Image : Delphine Blanque

Jean Blanque, suite à son mariage, achète une maison de ville en briques à deux étages au 409 Royal Street à La Nouvelle-Orléans, construite par l’architecte Dujarreau en 1808. Ils possèdent aussi une plantation à la sortie de la ville sur les rives du Mississippi avec 26 esclaves, connue plus tard sous le nom de Villa Blanque. La famille partage son temps entre les deux demeures, et c’est dans celle de la rue Royale qu’excelle en parfaite maîtresse de maison Delphine Blanque.
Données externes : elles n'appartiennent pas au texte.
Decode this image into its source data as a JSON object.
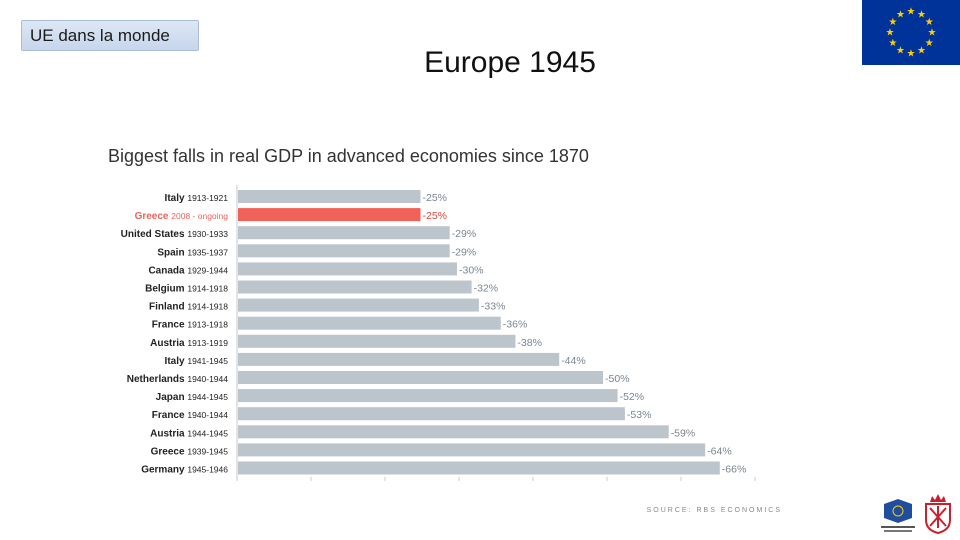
{
  "header": {
    "tag_label": "UE dans la monde",
    "slide_title": "Europe 1945"
  },
  "chart_data": {
    "type": "bar",
    "orientation": "horizontal",
    "title": "Biggest falls in real GDP in advanced economies since 1870",
    "source": "SOURCE: RBS ECONOMICS",
    "categories": [
      {
        "country": "Italy",
        "period": "1913-1921"
      },
      {
        "country": "Greece",
        "period": "2008 - ongoing"
      },
      {
        "country": "United States",
        "period": "1930-1933"
      },
      {
        "country": "Spain",
        "period": "1935-1937"
      },
      {
        "country": "Canada",
        "period": "1929-1944"
      },
      {
        "country": "Belgium",
        "period": "1914-1918"
      },
      {
        "country": "Finland",
        "period": "1914-1918"
      },
      {
        "country": "France",
        "period": "1913-1918"
      },
      {
        "country": "Austria",
        "period": "1913-1919"
      },
      {
        "country": "Italy",
        "period": "1941-1945"
      },
      {
        "country": "Netherlands",
        "period": "1940-1944"
      },
      {
        "country": "Japan",
        "period": "1944-1945"
      },
      {
        "country": "France",
        "period": "1940-1944"
      },
      {
        "country": "Austria",
        "period": "1944-1945"
      },
      {
        "country": "Greece",
        "period": "1939-1945"
      },
      {
        "country": "Germany",
        "period": "1945-1946"
      }
    ],
    "values": [
      -25,
      -25,
      -29,
      -29,
      -30,
      -32,
      -33,
      -36,
      -38,
      -44,
      -50,
      -52,
      -53,
      -59,
      -64,
      -66
    ],
    "labels": [
      "-25%",
      "-25%",
      "-29%",
      "-29%",
      "-30%",
      "-32%",
      "-33%",
      "-36%",
      "-38%",
      "-44%",
      "-50%",
      "-52%",
      "-53%",
      "-59%",
      "-64%",
      "-66%"
    ],
    "highlight_index": 1,
    "colors": {
      "bar": "#bcc4cc",
      "highlight": "#f0615a",
      "label": "#7a8591",
      "highlight_label": "#e0473f",
      "axis": "#c8c8c8"
    },
    "xlim": [
      0,
      70
    ]
  },
  "logos": {
    "flag_color": "#003399",
    "star_color": "#ffcc00",
    "crest_color": "#cc1f2e"
  }
}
Ses réceptions sont recherchées et l’élite s’y côtoie, que ce soient des politiciens comme le gouverneur Claiborne, le juge Hall et Daniel Clark porte-parole du congrès qui représentent le camp de Washington, mais aussi Marigny, Destréhan, Villeré, les francophiles, ainsi que le commandant militaire Wilkinson et de riches hommes d’affaires…[94] De 1809 à 1815, Delphine donne naissance à quatre enfants : Marie Louise Paulina,[95]Louise Marie Laurie[96], Jeanne Louise Marie[97] et enfin Jean Pierre Paulin.[98] Ainsi jusqu’au printemps 1814 Jean Blanque est un banquier et homme d’affaires reconnu, un respecté membre de la législature louisianaise et un des premiers chefs de file des francophones. Son espoir est certainement de devenir prochainement gouverneur de cet état. Il est aidé en cela par ce que l’on peut appeler un beau mariage, et un grand train de vie qu’il semble pouvoir se permettre par ses accointances avec Barataria, et peut-être l’aide de la France.